How well did you know of Basquiat before you took the trip with him that is documented in this exhibition? And what are your strongest memories of this trip?
I had just met him—at an exhibition in Los Angeles of my former college professor Italo Scanga—the day before we started our trip, although I felt I already knew him really well. Jean was a reggae fan and knew of my work with Peter Tosh and Bob Marley. I knew of his work from seeing his New York exhibition the year before. I had been really moved by his paintings. The way Bob and Peter used music to engage the audience with the powerful sociopolitical content of their lyrics I saw as parallel to how Jean-Michel used painting. Our first stop was Tokyo. We had wandered into a park and a group of teenagers dressed in fifties rockabilly garb began to silently follow us around. Jean had an incredible magnetism.
“The artist was calm, confident, defiant, and unpretentious—we didn’t need to discuss, as he knew I knew what he wanted”

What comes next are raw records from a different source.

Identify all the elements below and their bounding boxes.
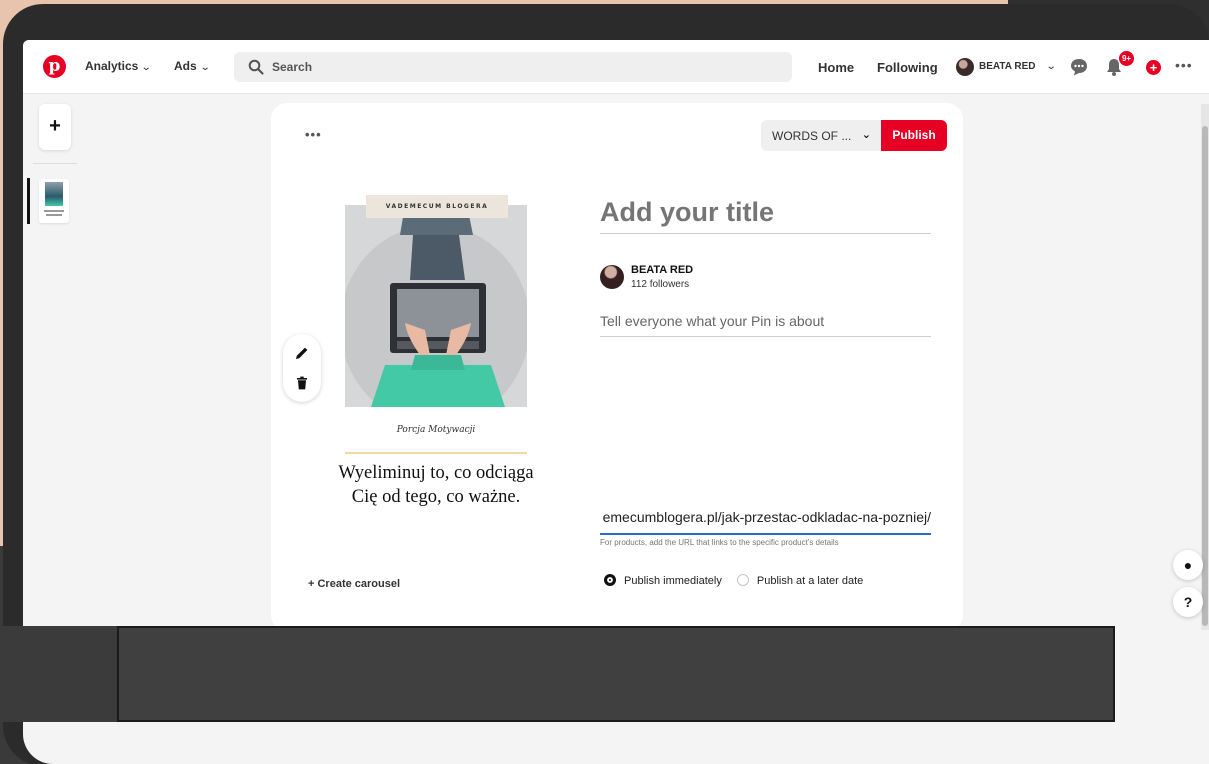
pinterest-logo-icon[interactable]: p	[43, 55, 66, 78]
draft-pin-thumbnail[interactable]	[39, 179, 69, 223]
pin-photo-image	[345, 205, 527, 407]
avatar[interactable]	[956, 58, 974, 76]
more-options-icon[interactable]: •••	[1175, 57, 1193, 73]
delete-trash-icon[interactable]	[294, 375, 310, 391]
thumbnail-text-line	[44, 210, 64, 212]
search-input[interactable]: Search	[234, 52, 792, 82]
pin-caption: Porcja Motywacji	[396, 425, 476, 435]
selected-draft-marker	[27, 178, 30, 224]
dark-overlay-left	[0, 626, 117, 722]
page-scrollbar[interactable]	[1201, 104, 1209, 630]
add-pin-button[interactable]: +	[39, 104, 71, 150]
publish-later-option[interactable]: Publish at a later date	[736, 574, 864, 587]
home-link[interactable]: Home	[818, 60, 854, 75]
edit-pencil-icon[interactable]	[294, 345, 310, 361]
analytics-menu[interactable]: Analytics ⌄	[85, 59, 153, 73]
radio-selected-icon	[604, 574, 616, 586]
user-menu-chevron-icon[interactable]: ⌄	[1043, 58, 1057, 72]
publish-later-label: Publish at a later date	[756, 575, 864, 587]
destination-link-hint: For products, add the URL that links to …	[600, 538, 839, 547]
ads-menu-label: Ads	[174, 59, 197, 73]
pin-quote: Wyeliminuj to, co odciąga Cię od tego, c…	[338, 463, 534, 507]
author-avatar	[600, 265, 624, 289]
dark-overlay-box	[117, 626, 1115, 722]
radio-unselected-icon	[736, 574, 749, 586]
thumbnail-text-line	[46, 214, 62, 216]
pin-brand-label: VADEMECUM BLOGERA	[366, 195, 508, 218]
scrollbar-thumb[interactable]	[1202, 126, 1208, 626]
description-placeholder: Tell everyone what your Pin is about	[600, 313, 825, 329]
title-input[interactable]	[600, 191, 931, 234]
pin-divider	[345, 452, 527, 454]
publish-button[interactable]: Publish	[881, 120, 947, 151]
create-plus-icon[interactable]: +	[1146, 60, 1161, 75]
rail-divider	[33, 163, 77, 164]
following-link[interactable]: Following	[877, 60, 938, 75]
user-menu-name[interactable]: BEATA RED	[979, 61, 1035, 72]
create-carousel-button[interactable]: + Create carousel	[308, 578, 400, 590]
author-name: BEATA RED	[631, 264, 694, 276]
thumbnail-image	[45, 182, 63, 206]
chevron-down-icon: ⌄	[199, 62, 211, 73]
search-placeholder: Search	[272, 60, 313, 74]
search-icon	[248, 59, 264, 75]
analytics-menu-label: Analytics	[85, 59, 139, 73]
board-select[interactable]: WORDS OF ... ⌄	[761, 120, 881, 151]
destination-link-field[interactable]: emecumblogera.pl/jak-przestac-odkladac-n…	[600, 503, 931, 535]
author-followers: 112 followers	[631, 279, 690, 290]
destination-link-value: emecumblogera.pl/jak-przestac-odkladac-n…	[602, 509, 931, 525]
chevron-down-icon: ⌄	[861, 129, 871, 141]
publish-immediately-label: Publish immediately	[624, 575, 722, 587]
board-select-label: WORDS OF ...	[772, 129, 852, 143]
publish-immediately-option[interactable]: Publish immediately	[604, 574, 722, 587]
pin-edit-tools	[283, 334, 321, 402]
chevron-down-icon: ⌄	[141, 62, 153, 73]
card-more-options-icon[interactable]: •••	[305, 127, 322, 142]
help-question-icon[interactable]: ?	[1173, 587, 1203, 617]
pin-preview[interactable]: VADEMECUM BLOGERA Porcja Motywacji Wyeli…	[302, 165, 570, 567]
ads-menu[interactable]: Ads ⌄	[174, 59, 211, 73]
publish-schedule-options: Publish immediately Publish at a later d…	[604, 574, 863, 587]
messages-icon[interactable]	[1069, 57, 1089, 77]
pin-builder-card: ••• WORDS OF ... ⌄ Publish VADEMECUM BLO…	[271, 103, 963, 631]
tips-lightbulb-icon[interactable]: ●	[1173, 550, 1203, 580]
top-navigation: p Analytics ⌄ Ads ⌄ Search Home Following …	[23, 40, 1209, 94]
notifications-badge: 9+	[1119, 51, 1134, 66]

In Switzerland, we drove from Zurich to St Moritz where Jean had been invited to stay at an art dealer’s house who Warhol had introduced him to. Jean was vexed as when we arrived there were stretched canvases, jars of paint and brushes—no one told him he was there to work. There was a giant cushion that had arrived and was still wrapped in plastic. I suggested that he paint on that and that I would document the process from beginning to end. A few years ago the work showed up at a Sotheby’s private sale, the painted on cover stripped and stretched and the guts removed.
What do you look to capture when you are photographing someone in this way, and what is your process like?
The process was very different for the various groups of images in the show. The black and white pictures came about when Jean called me one afternoon and asked if I could come by Mary Boone Gallery and shoot a portrait for the catalogue for his upcoming show. He asked if I could bring a spliff to smoke. The gallery was empty as it was between shows so we had a bare wall in the pristine white cube. The spliff served the dual purpose of relaxing and simultaneously creating a dichotomous tension, as smoking cannabis in that formal environment was, in those days, very transgressive. Black and white signified serious and I felt would complement the colour reproductions of the paintings to be reproduced in the catalogue. Natural light streaming through glass doors created the soft shadows, the artist was calm, confident, defiant and unpretentious—we didn’t need to discuss, as he knew I knew what he wanted.
The series of five pictures with the girl’s hand that we shot on the bullet train between Tokyo and Kyoto were very different. The idea was to blur the lines of race and gender—the self-conscious poses; Jean’s gaze as the naïve outsider ironic and subversive; the tourist(s) relishing the trip on this technological marvel exotic and post-orientalist—were deliberate and meticulously staged.
Coming from a more personal connection with Basquiat, is there anything about him or his practice that you feel is often left out of the mainstream narrative about him?
His ambivalence regarding celebrity. On the one hand, it was anathema to him and on the other he regarded it as necessary to proliferate the message in his work. He was a very humble person and it was something he struggled with.
The text about the exhibition mentions the feeling of being an outsider to the main culture. This is obviously very prevalent in America right now. How do you feel about the current political and social climate in the country?
The US has a foundational problem of conscience. Formed on the subjugation and genocide of the indigenous populations and an economy whose vibrancy depended on slave labour we will continue to have divisiveness and conflict until we collectively are able to have a reckoning with these issues. It’s encouraging that reparations are becoming an open issue of political debate and it is important that Euro-Americans come to actively engage in support of reparations. Of course, it is of utmost importance to acknowledge that present day-slavery needs to be abolished.